Special Economic Zones
The Special Economic Zones bill 2010 on 10th September 2010 by the President of Pakistan. The national assembly of Pakistan approved the SEZ Bill 2012 on 13th July 2012. The bill took more than three years for its processing as it involved large consultative process with the provinces and other stakeholders. The incentive package was approved in 2008 by the ECC but it remained under discussion. The cabinet accorded approval in principle for initiation of legislation in 2010. The Council of Common Interests (CCI) also considered the bill due to introduction of the 18th amendment. After hectic efforts, CCI approved the bill in August 2011. The bill has further undergone the microscopic examination by the standing committee on law, justice, human rights & parliamentary affairs. The upper house (senate) approved this bill in January 2012 and national assembly accorded its approval on 13th July 2012.

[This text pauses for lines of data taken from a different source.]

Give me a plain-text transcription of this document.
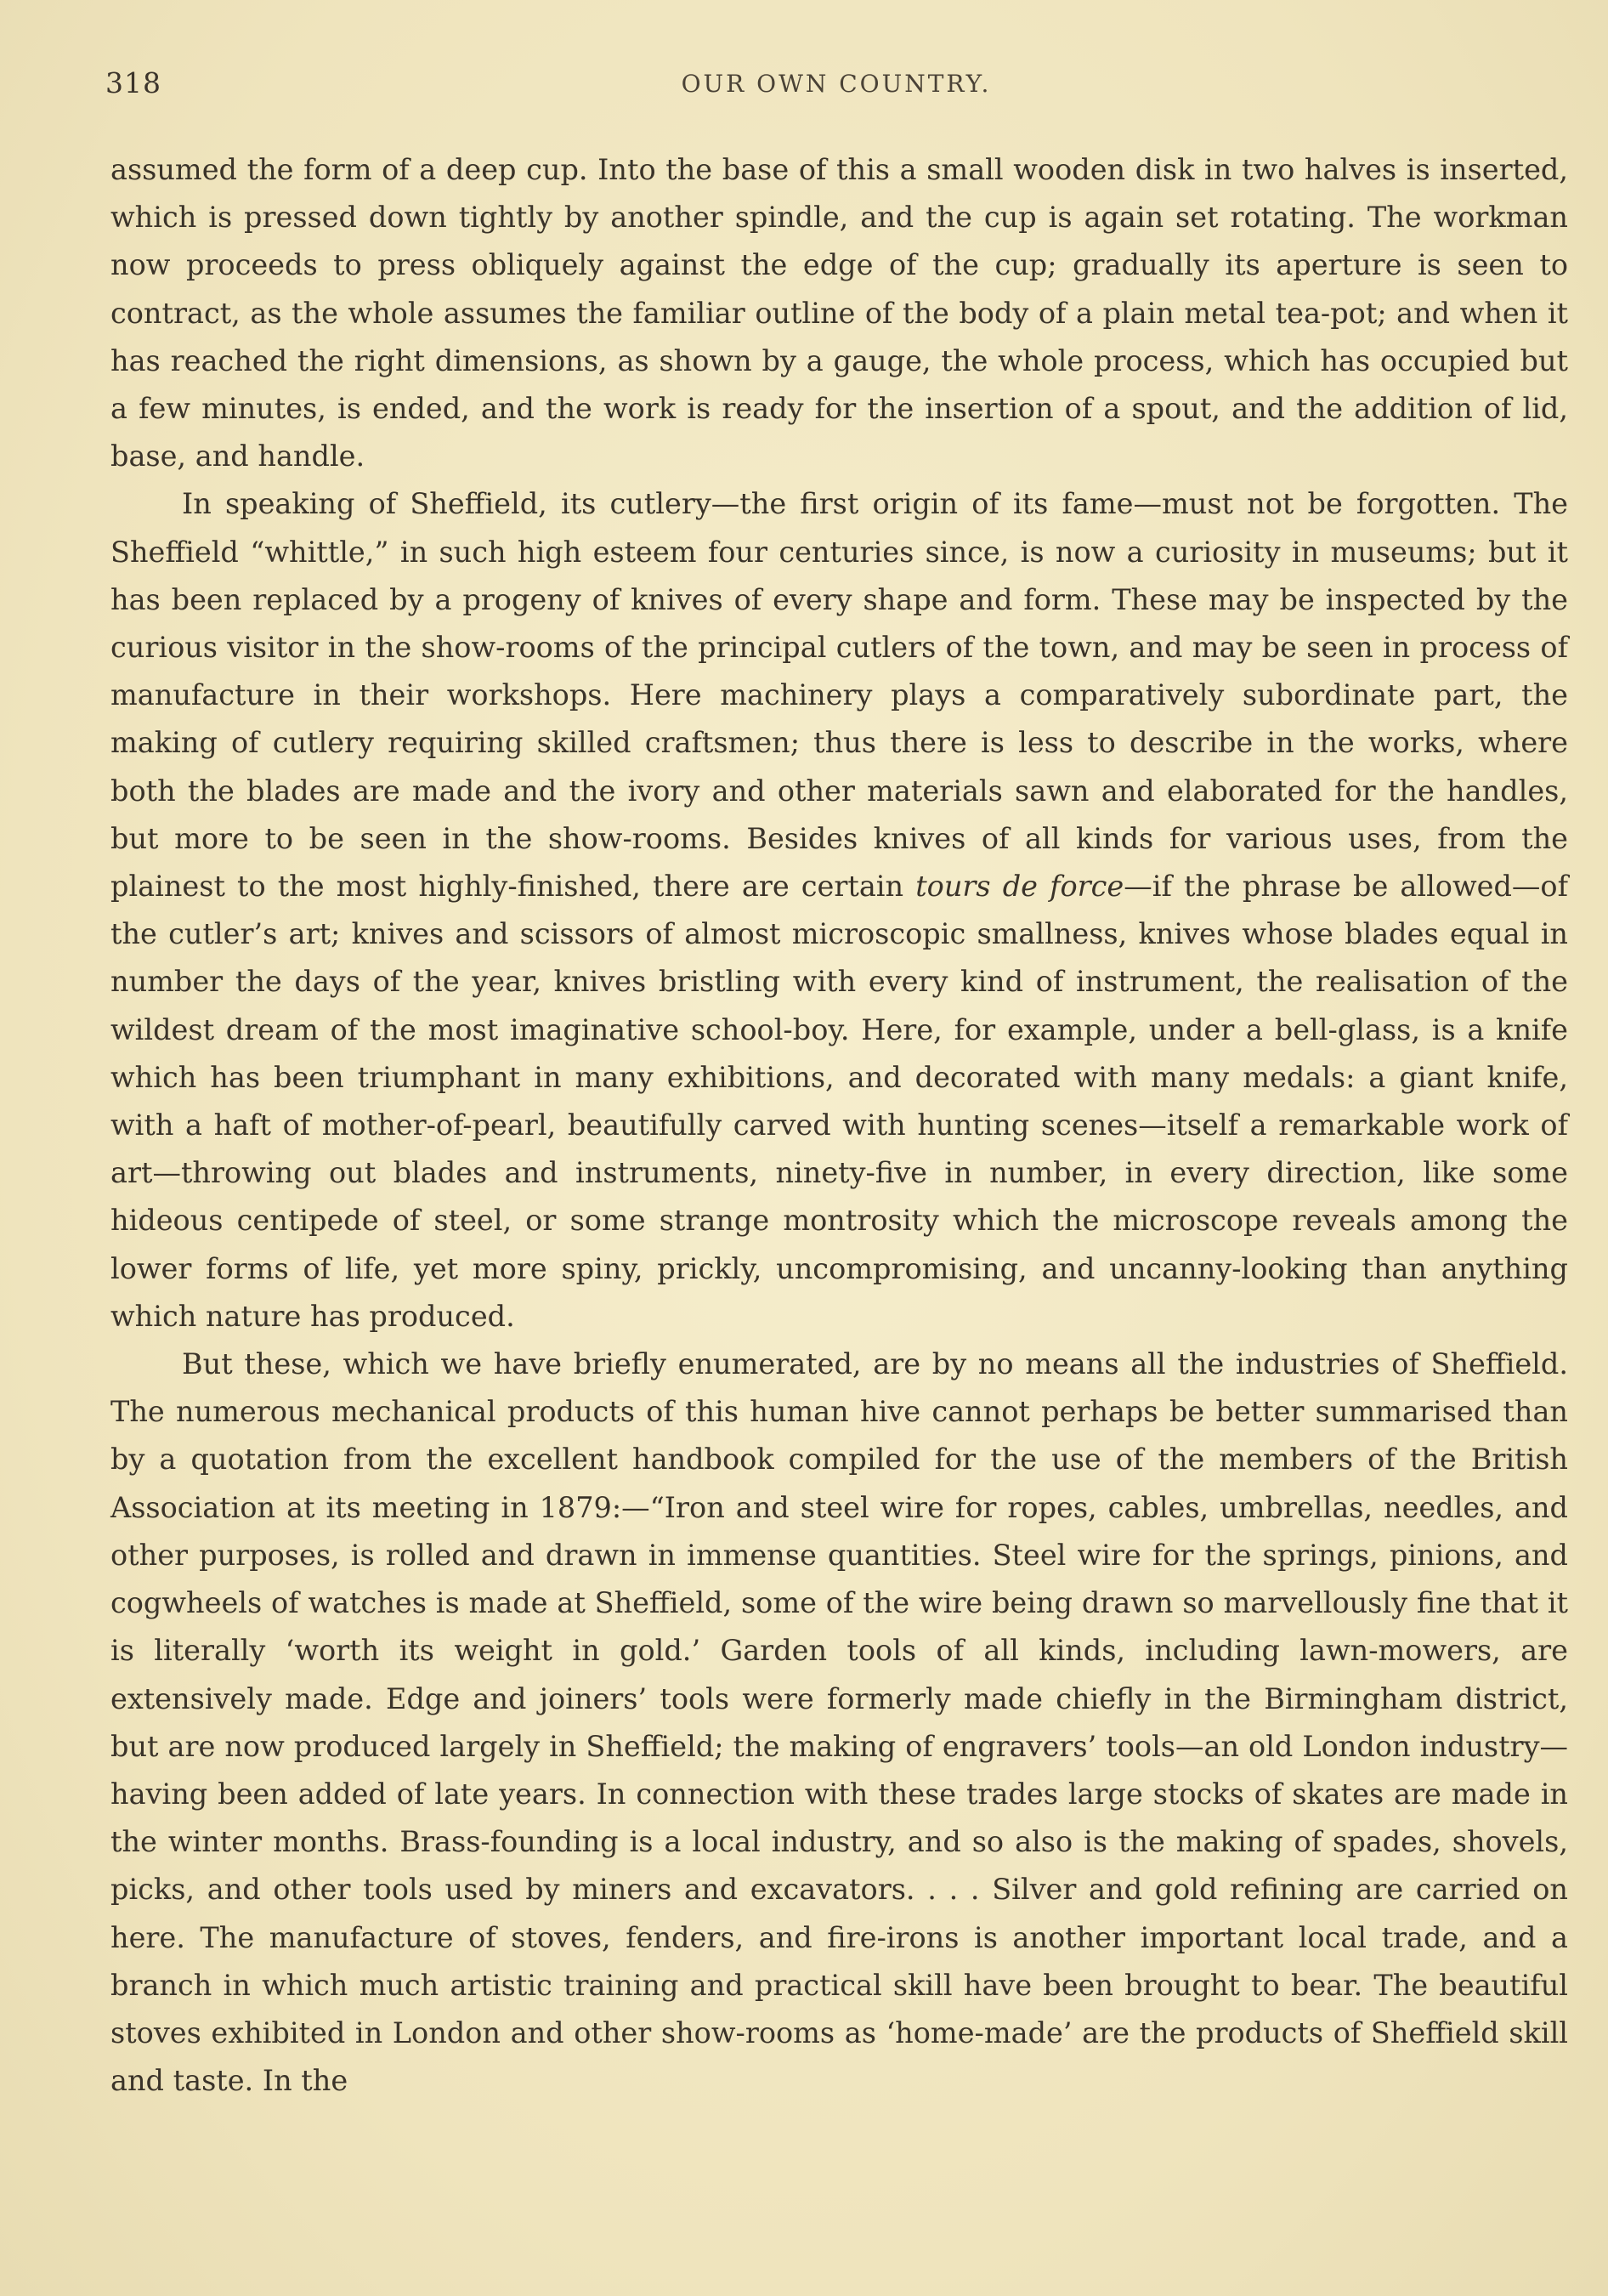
318	OUR OWN COUNTRY.

assumed the form of a deep cup. Into the base of this a small wooden disk in two halves is inserted, which is pressed down tightly by another spindle, and the cup is again set rotating. The workman now proceeds to press obliquely against the edge of the cup; gradually its aperture is seen to contract, as the whole assumes the familiar outline of the body of a plain metal tea-pot; and when it has reached the right dimensions, as shown by a gauge, the whole process, which has occupied but a few minutes, is ended, and the work is ready for the insertion of a spout, and the addition of lid, base, and handle.

In speaking of Sheffield, its cutlery—the first origin of its fame—must not be forgotten. The Sheffield “whittle,” in such high esteem four centuries since, is now a curiosity in museums; but it has been replaced by a progeny of knives of every shape and form. These may be inspected by the curious visitor in the show-rooms of the principal cutlers of the town, and may be seen in process of manufacture in their workshops. Here machinery plays a comparatively subordinate part, the making of cutlery requiring skilled craftsmen; thus there is less to describe in the works, where both the blades are made and the ivory and other materials sawn and elaborated for the handles, but more to be seen in the show-rooms. Besides knives of all kinds for various uses, from the plainest to the most highly-finished, there are certain tours de force—if the phrase be allowed—of the cutler’s art; knives and scissors of almost microscopic smallness, knives whose blades equal in number the days of the year, knives bristling with every kind of instrument, the realisation of the wildest dream of the most imaginative school-boy. Here, for example, under a bell-glass, is a knife which has been triumphant in many exhibitions, and decorated with many medals: a giant knife, with a haft of mother-of-pearl, beautifully carved with hunting scenes—itself a remarkable work of art—throwing out blades and instruments, ninety-five in number, in every direction, like some hideous centipede of steel, or some strange montrosity which the microscope reveals among the lower forms of life, yet more spiny, prickly, uncompromising, and uncanny-looking than anything which nature has produced.

But these, which we have briefly enumerated, are by no means all the industries of Sheffield. The numerous mechanical products of this human hive cannot perhaps be better summarised than by a quotation from the excellent handbook compiled for the use of the members of the British Association at its meeting in 1879:—“Iron and steel wire for ropes, cables, umbrellas, needles, and other purposes, is rolled and drawn in immense quantities. Steel wire for the springs, pinions, and cogwheels of watches is made at Sheffield, some of the wire being drawn so marvellously fine that it is literally ‘worth its weight in gold.’ Garden tools of all kinds, including lawn-mowers, are extensively made. Edge and joiners’ tools were formerly made chiefly in the Birmingham district, but are now produced largely in Sheffield; the making of engravers’ tools—an old London industry—having been added of late years. In connection with these trades large stocks of skates are made in the winter months. Brass-founding is a local industry, and so also is the making of spades, shovels, picks, and other tools used by miners and excavators. . . . Silver and gold refining are carried on here. The manufacture of stoves, fenders, and fire-irons is another important local trade, and a branch in which much artistic training and practical skill have been brought to bear. The beautiful stoves exhibited in London and other show-rooms as ‘home-made’ are the products of Sheffield skill and taste. In the
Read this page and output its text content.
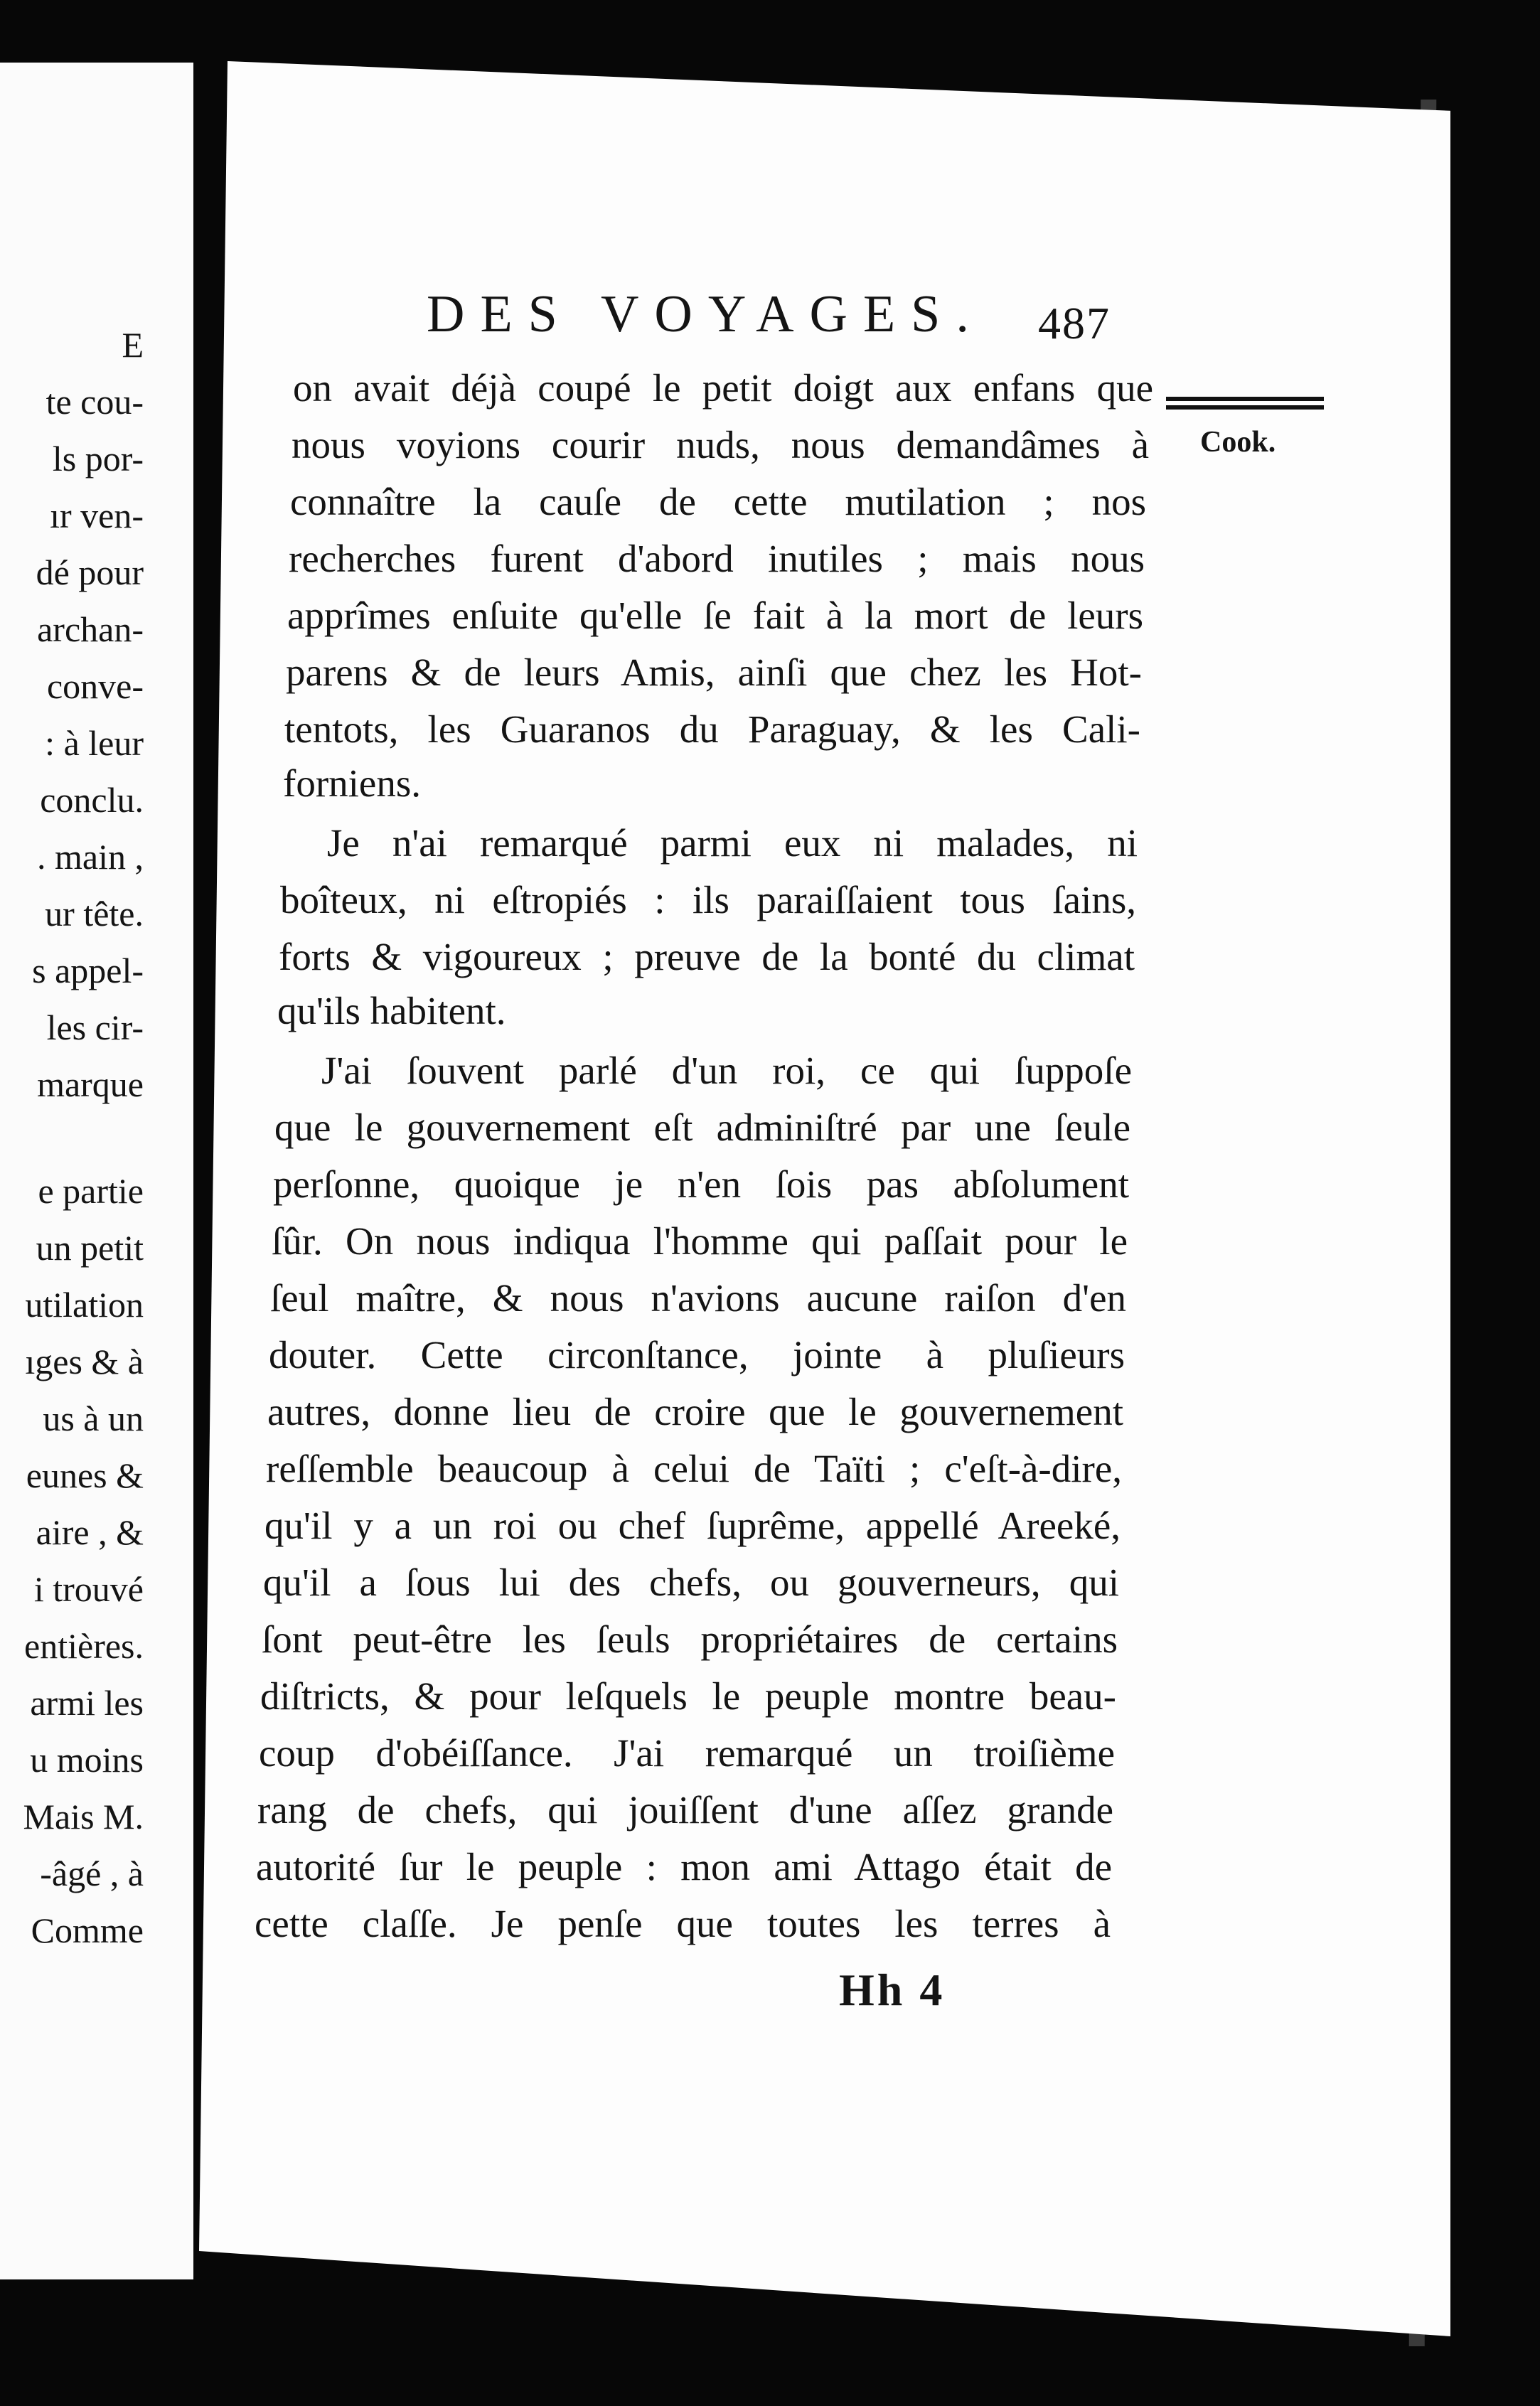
E
te cou-
ls por-
ır ven-
dé pour
archan-
conve-
: à leur
conclu.
. main ,
ur tête.
s appel-
les cir-
marque
e partie
un petit
utilation
ıges & à
us à un
eunes &
aire , &
i trouvé
entières.
armi les
u moins
Mais M.
-âgé , à
Comme
DES VOYAGES. 487
Cook.
on avait déjà coupé le petit doigt aux enfans que
nous voyions courir nuds, nous demandâmes à
connaître la cauſe de cette mutilation ; nos
recherches furent d'abord inutiles ; mais nous
apprîmes enſuite qu'elle ſe fait à la mort de leurs
parens & de leurs Amis, ainſi que chez les Hot-
tentots, les Guaranos du Paraguay, & les Cali-
forniens.
Je n'ai remarqué parmi eux ni malades, ni
boîteux, ni eſtropiés : ils paraiſſaient tous ſains,
forts & vigoureux ; preuve de la bonté du climat
qu'ils habitent.
J'ai ſouvent parlé d'un roi, ce qui ſuppoſe
que le gouvernement eſt adminiſtré par une ſeule
perſonne, quoique je n'en ſois pas abſolument
ſûr. On nous indiqua l'homme qui paſſait pour le
ſeul maître, & nous n'avions aucune raiſon d'en
douter. Cette circonſtance, jointe à pluſieurs
autres, donne lieu de croire que le gouvernement
reſſemble beaucoup à celui de Taïti ; c'eſt-à-dire,
qu'il y a un roi ou chef ſuprême, appellé Areeké,
qu'il a ſous lui des chefs, ou gouverneurs, qui
ſont peut-être les ſeuls propriétaires de certains
diſtricts, & pour leſquels le peuple montre beau-
coup d'obéiſſance. J'ai remarqué un troiſième
rang de chefs, qui jouiſſent d'une aſſez grande
autorité ſur le peuple : mon ami Attago était de
cette claſſe. Je penſe que toutes les terres à
Hh 4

1. The law has been made to meet the global challenges of competitiveness to attract FDI. The law/bill will allow to create industrial cluster with liberal incentives, infrastructure, investor facilitation services to enhance productivity and reduce cost of doing business for economic development and poverty reduction. The law further envisages to reduce processes through SEZ in Pakistan.
2. The law will ensure consistency and transparency in economic policies beyond political divide and restore economic confidence. The bill will provide guaranty that incentive once guaranty would not be withdrawn due to conflict of interests.
3. Salient features of the draft SEZ Act 2012 include the following:
• It extends to the whole of Pakistan and overrides other laws (anything contrary);
• Zone enterprises have exemption from custom duties etc. on imports of capital goods;
• Exemption from taxes on income for a period of 10 years starting from the date the development certifies that the Zone Enterprise has commenced commercial operations in the relevant SEZ.
4. BOI with the approval of the BOA and after consultations with the provincial governments and concerned SEZ Authorities shall frame rules and regulations necessary for implementation of this Act.
5. The establishment of SEZ’s will attract both domestic as well as international investors. Some of the investor countries like Korea, China and Japan are expecting to benefit from the scheme as it becomes operational. The provincial governments would be requested to start the process as soon as the rules are framed.